During the next week she shrivelled a joint of roast beef in an overheated oven and burnt two saucepans dry. Potatoes welded to the bottom of one of them wouldn’t soak off, so the pan had to be thrown out. She scorched her hand picking up the metal tongs from the top of the stove, and dropped many slices of bread into the embers while trying to make toast. After a cast-iron baking dish slipped on to the floor and splashed scalding fat over her legs, she told Lochlann she had changed her mind about not accepting help. Lochlann, for safety’s sake if for no other reason, was relieved and employed Mrs Parker who had worked for the previous doctor and was thrilled to be asked. She started with two hours per day, but after adding shopping, cooking and gardening to her cleaning duties, was soon doing a full week.

Every day, after their morning tea and a chat, with relief Charlotte took herself off to the back verandah where she sat on one wicker chair and put her feet up on another. Sometimes she read, but more often she stared at the trees and the blue sky and contemplated her impending motherhood with satisfaction.

Mrs Parker felt honoured to be privy to the secrets of the house and especially enjoyed sharing the midday meal with the couple.

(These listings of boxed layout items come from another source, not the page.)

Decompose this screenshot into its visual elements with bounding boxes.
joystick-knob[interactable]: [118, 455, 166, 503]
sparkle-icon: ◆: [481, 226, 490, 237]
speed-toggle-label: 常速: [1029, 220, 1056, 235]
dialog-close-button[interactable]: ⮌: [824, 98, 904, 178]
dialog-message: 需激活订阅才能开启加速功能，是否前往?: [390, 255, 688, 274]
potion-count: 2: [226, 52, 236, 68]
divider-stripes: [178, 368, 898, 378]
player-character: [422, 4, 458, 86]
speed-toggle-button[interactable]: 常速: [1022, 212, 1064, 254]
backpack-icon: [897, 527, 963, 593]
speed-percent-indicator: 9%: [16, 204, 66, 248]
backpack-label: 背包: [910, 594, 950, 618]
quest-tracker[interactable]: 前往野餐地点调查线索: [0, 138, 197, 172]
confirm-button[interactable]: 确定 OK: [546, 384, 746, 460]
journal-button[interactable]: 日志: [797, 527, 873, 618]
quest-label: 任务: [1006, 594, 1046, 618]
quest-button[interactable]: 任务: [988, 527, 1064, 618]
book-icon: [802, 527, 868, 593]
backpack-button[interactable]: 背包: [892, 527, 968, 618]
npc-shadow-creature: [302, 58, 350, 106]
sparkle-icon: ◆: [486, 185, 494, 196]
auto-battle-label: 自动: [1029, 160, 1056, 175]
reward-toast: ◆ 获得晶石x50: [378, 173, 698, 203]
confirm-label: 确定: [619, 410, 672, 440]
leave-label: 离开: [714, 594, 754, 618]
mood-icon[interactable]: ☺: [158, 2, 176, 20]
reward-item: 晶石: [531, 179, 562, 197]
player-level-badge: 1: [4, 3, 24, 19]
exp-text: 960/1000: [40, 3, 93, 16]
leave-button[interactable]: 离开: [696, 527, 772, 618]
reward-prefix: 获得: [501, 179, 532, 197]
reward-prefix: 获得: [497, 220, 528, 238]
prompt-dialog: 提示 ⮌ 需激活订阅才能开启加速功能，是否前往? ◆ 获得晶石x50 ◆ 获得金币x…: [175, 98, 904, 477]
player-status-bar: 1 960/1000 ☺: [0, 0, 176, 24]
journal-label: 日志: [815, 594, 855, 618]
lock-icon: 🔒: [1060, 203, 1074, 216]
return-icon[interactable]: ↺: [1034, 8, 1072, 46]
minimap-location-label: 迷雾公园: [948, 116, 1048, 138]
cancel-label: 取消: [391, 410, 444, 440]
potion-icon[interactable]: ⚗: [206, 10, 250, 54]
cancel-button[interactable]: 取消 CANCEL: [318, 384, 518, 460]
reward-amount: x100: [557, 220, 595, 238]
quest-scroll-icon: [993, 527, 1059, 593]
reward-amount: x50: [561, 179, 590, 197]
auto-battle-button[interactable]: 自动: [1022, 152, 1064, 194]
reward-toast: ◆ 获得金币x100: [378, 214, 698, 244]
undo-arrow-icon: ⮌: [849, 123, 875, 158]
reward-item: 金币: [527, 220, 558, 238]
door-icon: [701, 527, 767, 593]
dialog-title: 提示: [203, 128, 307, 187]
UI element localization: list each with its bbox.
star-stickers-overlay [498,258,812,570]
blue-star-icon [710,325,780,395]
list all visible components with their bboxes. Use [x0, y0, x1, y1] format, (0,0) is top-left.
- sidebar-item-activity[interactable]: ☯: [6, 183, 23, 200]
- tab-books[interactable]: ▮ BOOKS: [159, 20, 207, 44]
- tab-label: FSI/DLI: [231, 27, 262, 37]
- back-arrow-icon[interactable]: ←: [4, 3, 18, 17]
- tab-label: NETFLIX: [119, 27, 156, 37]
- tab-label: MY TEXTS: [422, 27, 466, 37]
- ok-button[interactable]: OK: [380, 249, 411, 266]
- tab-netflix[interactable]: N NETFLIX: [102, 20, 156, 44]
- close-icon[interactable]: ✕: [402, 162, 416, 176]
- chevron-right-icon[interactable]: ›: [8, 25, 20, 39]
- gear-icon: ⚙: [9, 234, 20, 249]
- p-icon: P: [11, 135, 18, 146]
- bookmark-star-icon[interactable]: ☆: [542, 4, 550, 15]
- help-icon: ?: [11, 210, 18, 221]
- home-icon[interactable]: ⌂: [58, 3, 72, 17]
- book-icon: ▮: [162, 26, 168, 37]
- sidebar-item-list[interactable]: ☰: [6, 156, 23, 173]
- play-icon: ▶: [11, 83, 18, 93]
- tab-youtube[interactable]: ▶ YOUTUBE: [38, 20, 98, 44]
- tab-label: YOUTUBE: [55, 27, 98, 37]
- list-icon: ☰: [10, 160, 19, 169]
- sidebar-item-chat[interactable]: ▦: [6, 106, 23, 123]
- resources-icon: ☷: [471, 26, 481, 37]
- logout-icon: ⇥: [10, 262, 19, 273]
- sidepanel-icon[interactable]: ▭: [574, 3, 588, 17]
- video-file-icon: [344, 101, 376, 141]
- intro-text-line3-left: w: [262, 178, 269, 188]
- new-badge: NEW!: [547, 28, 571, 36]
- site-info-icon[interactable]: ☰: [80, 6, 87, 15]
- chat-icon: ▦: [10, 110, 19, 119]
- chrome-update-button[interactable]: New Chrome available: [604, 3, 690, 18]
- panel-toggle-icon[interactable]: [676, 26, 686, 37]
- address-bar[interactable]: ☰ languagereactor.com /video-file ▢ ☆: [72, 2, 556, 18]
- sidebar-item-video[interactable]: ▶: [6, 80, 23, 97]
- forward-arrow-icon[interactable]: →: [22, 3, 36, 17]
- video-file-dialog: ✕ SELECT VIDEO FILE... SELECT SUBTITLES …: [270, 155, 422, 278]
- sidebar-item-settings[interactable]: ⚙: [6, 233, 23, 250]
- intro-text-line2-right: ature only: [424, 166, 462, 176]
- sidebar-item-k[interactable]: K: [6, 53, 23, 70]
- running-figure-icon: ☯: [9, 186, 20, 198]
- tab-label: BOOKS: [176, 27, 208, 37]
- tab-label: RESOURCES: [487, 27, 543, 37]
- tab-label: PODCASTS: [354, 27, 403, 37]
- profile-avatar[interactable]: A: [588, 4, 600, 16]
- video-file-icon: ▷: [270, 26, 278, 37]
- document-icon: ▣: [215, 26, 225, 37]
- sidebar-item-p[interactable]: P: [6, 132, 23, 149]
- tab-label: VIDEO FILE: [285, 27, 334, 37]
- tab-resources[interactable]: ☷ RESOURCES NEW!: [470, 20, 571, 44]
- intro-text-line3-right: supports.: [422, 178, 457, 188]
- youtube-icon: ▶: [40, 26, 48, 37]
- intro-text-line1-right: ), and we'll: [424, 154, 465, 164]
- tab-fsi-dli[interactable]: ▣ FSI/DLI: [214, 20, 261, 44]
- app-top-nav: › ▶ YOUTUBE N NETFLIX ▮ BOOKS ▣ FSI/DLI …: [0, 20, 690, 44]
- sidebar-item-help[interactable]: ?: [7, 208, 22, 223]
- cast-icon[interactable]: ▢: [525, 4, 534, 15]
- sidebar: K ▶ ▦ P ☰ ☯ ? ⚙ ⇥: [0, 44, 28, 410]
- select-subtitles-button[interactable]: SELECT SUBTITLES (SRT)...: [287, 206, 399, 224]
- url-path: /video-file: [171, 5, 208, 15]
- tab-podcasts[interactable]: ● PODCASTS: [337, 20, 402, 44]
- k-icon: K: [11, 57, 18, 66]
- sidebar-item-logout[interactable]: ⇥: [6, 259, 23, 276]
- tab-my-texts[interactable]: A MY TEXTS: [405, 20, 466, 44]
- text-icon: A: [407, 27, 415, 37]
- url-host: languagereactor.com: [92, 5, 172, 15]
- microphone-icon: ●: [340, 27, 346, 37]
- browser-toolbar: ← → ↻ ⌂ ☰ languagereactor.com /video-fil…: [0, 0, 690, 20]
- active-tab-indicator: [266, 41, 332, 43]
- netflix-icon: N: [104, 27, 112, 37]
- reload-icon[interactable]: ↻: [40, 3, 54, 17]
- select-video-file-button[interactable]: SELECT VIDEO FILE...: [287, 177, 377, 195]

Many people were curious about the doctor’s wife. Only Scottie the mailman, and his wife Jean, had spoken to her since she arrived, and both reckoned she was putting on the dog. Mrs Parker was proud to enlighten them that the doctor’s wife was not putting on the dog. Her accent was genuine, she explained. She was the daughter of a Lord. The reason she didn’t see anyone was not because of snobbishness, but because of anxiety about her approaching confinement, especially since she had been so ill for all those weeks on the trip on the way over. Mrs Carmody, as Mrs Parker called her, refusing to address her as ‘Charlotte’ seeing she was the daughter of a Lord, was ideal to work for as she never interfered or told her what to do. Mrs Parker didn’t add that Mrs Carmody seemed to know so little about running a house she wouldn’t know what orders to give – her loyalty to her employers precluded giving out any negative details.

“Would you like to be my receptionist instead?” Lochlann asked Charlotte, thinking she might be bored. “It would be a good way for you to get to know the townspeople.” The startled look she gave him made him add, “It’s light work. You’d be sitting in a cubicle beside the phone so you wouldn’t have to move about or be on display.”

“I wouldn’t know what to do. I’ve no experience.” Her eyes pooled with tears. “I’m sorry. I didn’t think anything like that would be expected of me.”

“It’s not. It’s not,” he rushed to reassure her. “It was for your sake I was suggesting it. I thought you might be looking for a bit of diversion since painting has been ruled out.” Her paints and brushes remained unpacked as she said that, in her condition, even the thought of the smell of linseed oil and turpentine made her feel sick. “I already have someone lined up if you’re not interested, so don’t think I’m putting you under any pressure.”

“That’s all right, then. I’d rather not expose our unborn child to infections brought in by shopkeepers and farmers when I don’t have to, if you don’t mind.”

Lochlann told her to think no more about it – he sympathised with her misgivings. The position could now be offered to Marie Dawson, a kind intelligent widow whose children were reared and whose warm personality would be popular with the patients.

Charlotte detected relief on Lochlann’s face after her refusal, and saw him jump the front gate when he returned to the surgery for the afternoon.

“Someone’s in a good mood,” smiled Mrs Parker, watching from the kitchen window. “Oh, for the energy of youth!”